After the game, Morrow said it was "selfish'' to volunteer to pitch when he wasn't at his best. A week later, he was still trying to process the circumstances.
"You get anxious seeing a lead evaporate like that and you want to help,'' Morrow said. "I was feeling pretty good at the time, and I made myself available, for sure. I was regretful afterward because we have a really good bullpen, and we had other guys down there who could have gotten the job done. That's what I was regretful about -- not trying to step up and take the ball.''
Teams that view Morrow as a potential closer will have to assess his durability and decide whether he'll be able to handle pitching three or four days in a row, should it come to that. But several clubs have looked at his stuff and his makeup and filed him under "intriguing.''
Agent Joel Wolfe has grown accustomed to scrambling to find Morrow jobs in recent years, but he has received enough feelers to know that some clubs are open to the idea of Morrow as a closer. Morrow comes across as soft-spoken and introspective, but that mellow exterior masks a competitive drive that impressed the scouts way back in his college days.

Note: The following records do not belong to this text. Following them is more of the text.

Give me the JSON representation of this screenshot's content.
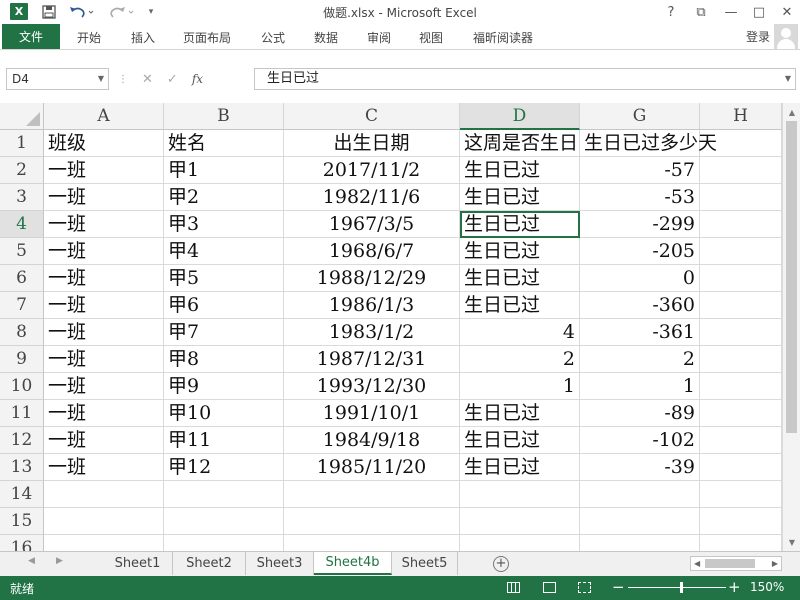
{
  "window": {
    "title": "做题.xlsx - Microsoft Excel",
    "app_icon_letter": "X",
    "help": "?",
    "minimize": "—",
    "maximize": "□",
    "close": "✕",
    "ribbon_display": "⧉"
  },
  "ribbon": {
    "file": "文件",
    "tabs": [
      "开始",
      "插入",
      "页面布局",
      "公式",
      "数据",
      "审阅",
      "视图",
      "福昕阅读器"
    ],
    "login": "登录"
  },
  "formula_bar": {
    "name_box": "D4",
    "cancel": "✕",
    "enter": "✓",
    "fx": "fx",
    "content": "生日已过"
  },
  "sheet": {
    "columns": [
      "A",
      "B",
      "C",
      "D",
      "G",
      "H"
    ],
    "selected_column": "D",
    "selected_row": "4",
    "row_numbers": [
      "1",
      "2",
      "3",
      "4",
      "5",
      "6",
      "7",
      "8",
      "9",
      "10",
      "11",
      "12",
      "13",
      "14",
      "15",
      "16"
    ],
    "rows": [
      [
        "班级",
        "姓名",
        "出生日期",
        "这周是否生日",
        "生日已过多少天"
      ],
      [
        "一班",
        "甲1",
        "2017/11/2",
        "生日已过",
        "-57"
      ],
      [
        "一班",
        "甲2",
        "1982/11/6",
        "生日已过",
        "-53"
      ],
      [
        "一班",
        "甲3",
        "1967/3/5",
        "生日已过",
        "-299"
      ],
      [
        "一班",
        "甲4",
        "1968/6/7",
        "生日已过",
        "-205"
      ],
      [
        "一班",
        "甲5",
        "1988/12/29",
        "生日已过",
        "0"
      ],
      [
        "一班",
        "甲6",
        "1986/1/3",
        "生日已过",
        "-360"
      ],
      [
        "一班",
        "甲7",
        "1983/1/2",
        "4",
        "-361"
      ],
      [
        "一班",
        "甲8",
        "1987/12/31",
        "2",
        "2"
      ],
      [
        "一班",
        "甲9",
        "1993/12/30",
        "1",
        "1"
      ],
      [
        "一班",
        "甲10",
        "1991/10/1",
        "生日已过",
        "-89"
      ],
      [
        "一班",
        "甲11",
        "1984/9/18",
        "生日已过",
        "-102"
      ],
      [
        "一班",
        "甲12",
        "1985/11/20",
        "生日已过",
        "-39"
      ]
    ]
  },
  "sheet_tabs": {
    "tabs": [
      "Sheet1",
      "Sheet2",
      "Sheet3",
      "Sheet4b",
      "Sheet5"
    ],
    "active": "Sheet4b",
    "add": "+"
  },
  "status_bar": {
    "status": "就绪",
    "zoom": "150%",
    "zoom_minus": "−",
    "zoom_plus": "+"
  },
  "colors": {
    "excel_green": "#217346"
  }
}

"He's so even-keeled and levelheaded,'' Wolfe said. "If you were going to assemble a closer like Frankenstein, in a laboratory, I don't know what else you would add. When he's getting ready for a game, he has ice water in [his] veins. A lot of that is because of his experiences and what he's been through.''
Of all the pitchers in that stacked 2006 draft class, Miller looks like the best comparison. For years, Miller was perceived as an underachiever as a starter. He successfully made the transition to the bullpen with Boston in 2012, signed a four-year, $36 million contract with the New York Yankees in December 2014 and took his profile to a different level with Cleveland in the 2016 postseason.
"There are guys who don't pan out for some reason in the rotation and might take a different route on how to maximize their abilities,'' Morrow said. "He laid out a really good blueprint for some of us to follow.''
As the pain of the World Series dissipates, Morrow will gradually turn his attention to his destination in 2018 and beyond. This winter, for the first time, he'll be the one calling the shots.